Les Egyptiens aux aguets

Etat d’alerte dans tous les foyers égyptiens. Les dernières décisions économiques du nouveau gouvernement sont le sujet de discussion par excellence dans les maisons, dans les cafés comme au travail. Il suffit qu’une personne mentionne la baisse du prix des voitures pour que ses interlocuteurs s’enflamment sur la question des prix. Du simple citoyen au haut fonctionnaire, chacun tente de donner son opinion. Comment la nouvelle politique économique va-t-elle changer son quotidien ? A chacun sa manière d’appréhender le futur et d’ajuster le budget familial selon ces récentes évolutions. Les dernières décisions gouvernementales de baisser les taxes douanières vont-elles réellement apporter du changement aux Egyptiens ?

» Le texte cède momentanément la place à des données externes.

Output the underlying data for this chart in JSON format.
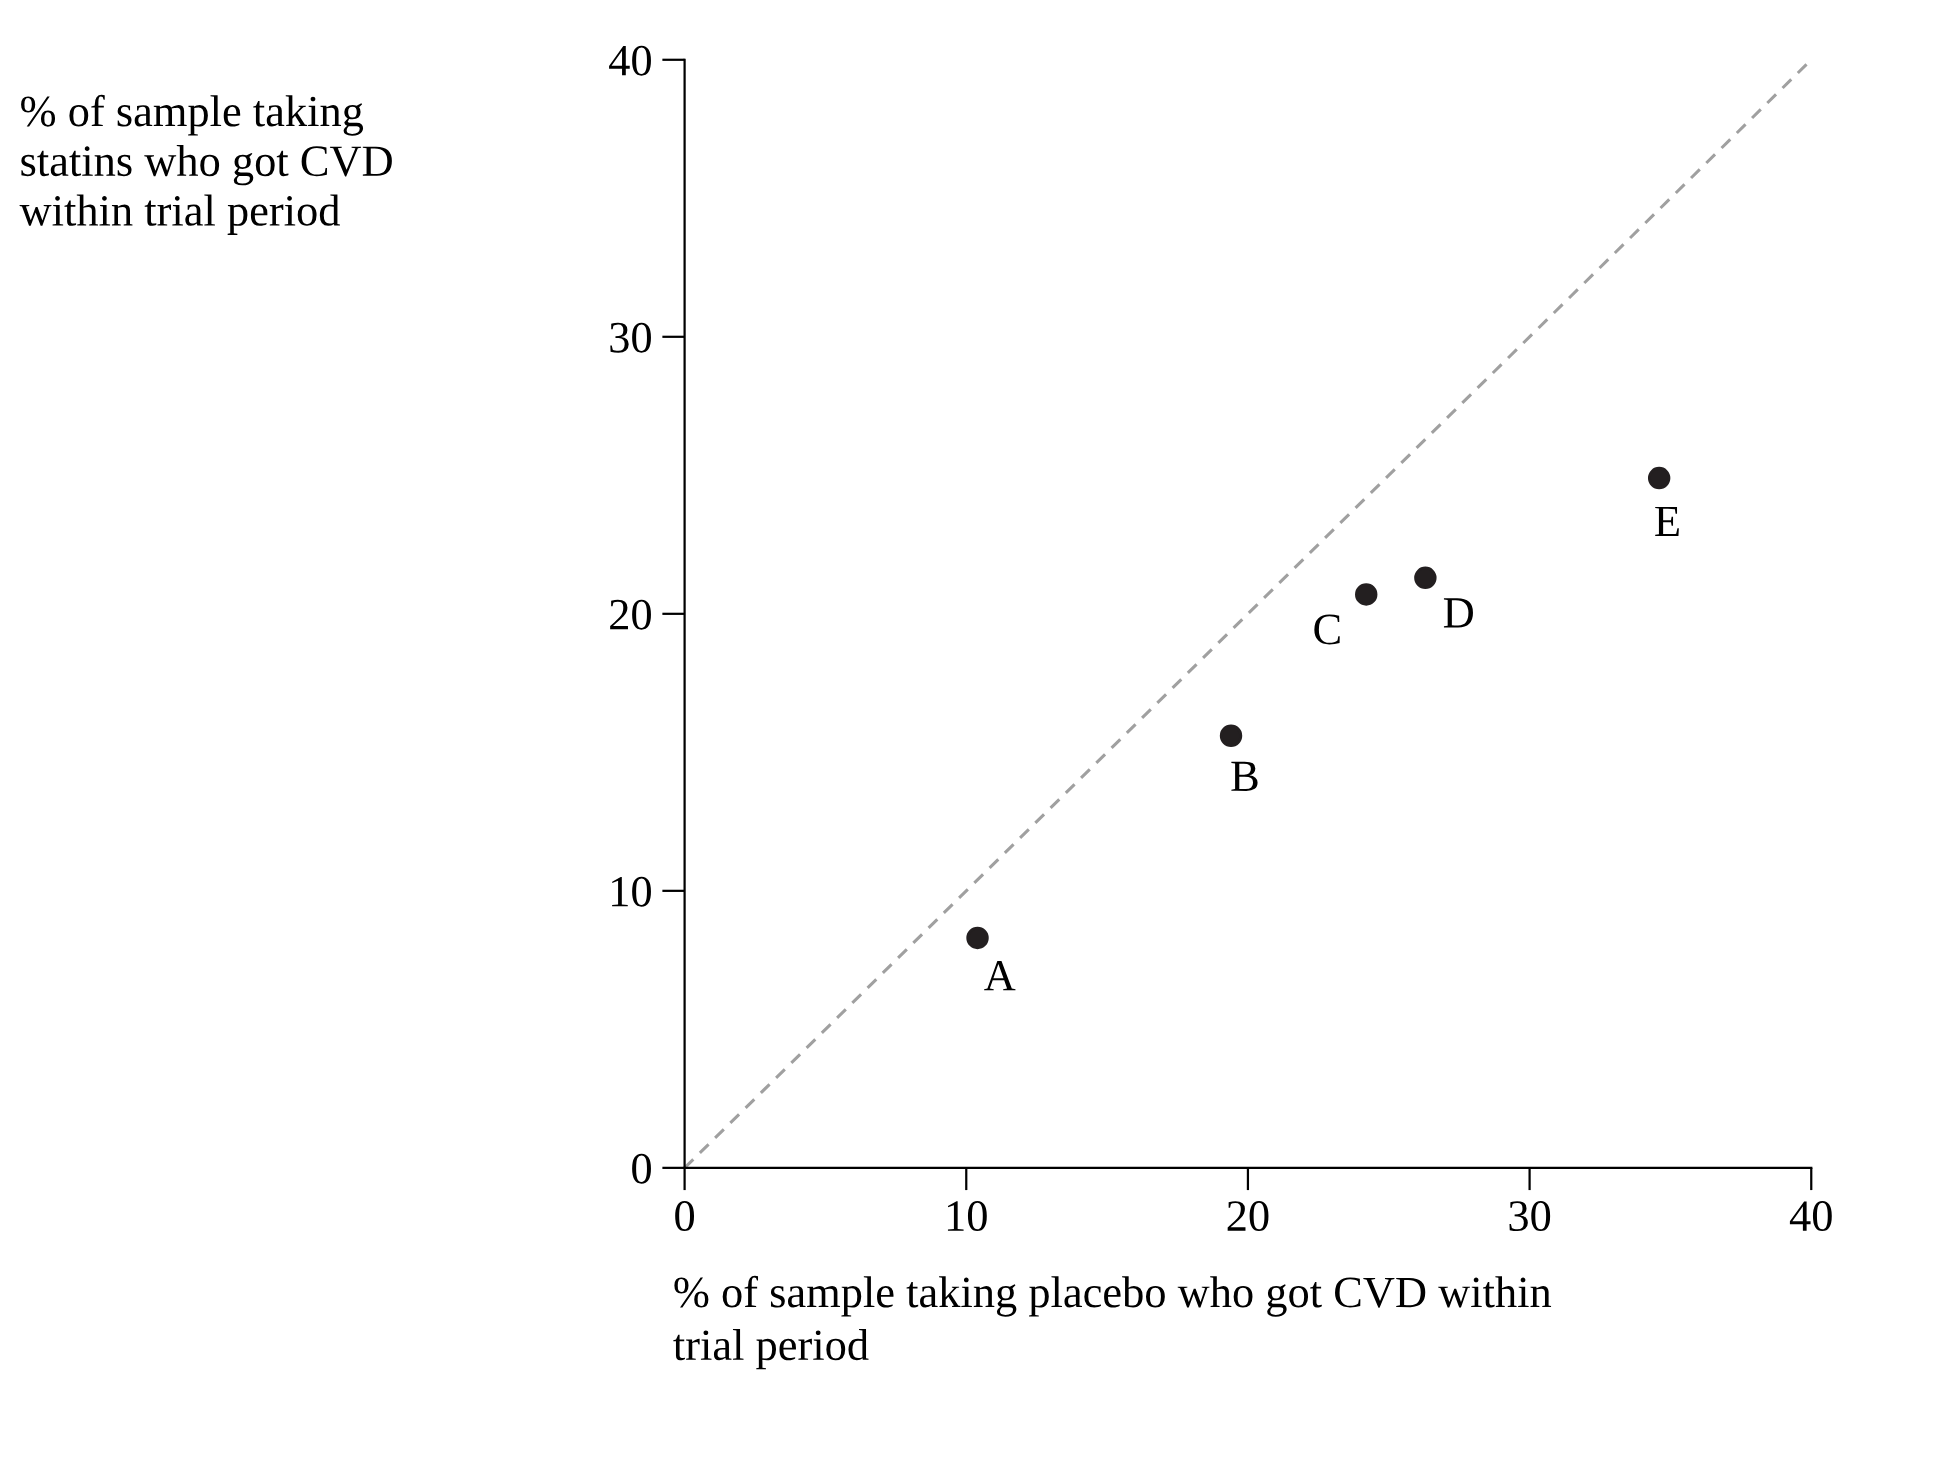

Le nouveau gouvernement en place, depuis deux mois maintenant, a voulu s’attaquer aux décisions impopulaires du gouvernement précédent. Mais selon les chiffres officiels, le taux d’inflation est passé de 2,7 % en 2002 à 4,1 % en 2003 (certaines études estiment actuellement ce taux à 6,3 %). L’arrivée tant attendue du premier ministre Ahmad Nazif au pouvoir a donné aux Egyptiens une lueur d’espoir. « Ebeid nous semblait inamovible et le quotidien des Egyptiens prenait des allures de calvaire sans fin », lance Eatemad, 50 ans, femme de ménage et mère de 3 enfants. L’annonce du premier ministre de réduire les tarifs douaniers aurait dû sérieusement affecter le quotidien de l’Egyptien. D’autant plus que les producteurs de denrées alimentaires ont assuré à leur tour qu’ils allaient réduire leurs prix de 5 à 7 % suite à la baisse des douanes. Simple visite dans la rue égyptienne pour prendre le pouls d’un peuple qui guette le moindre signe d’une amélioration pour pouvoir survivre.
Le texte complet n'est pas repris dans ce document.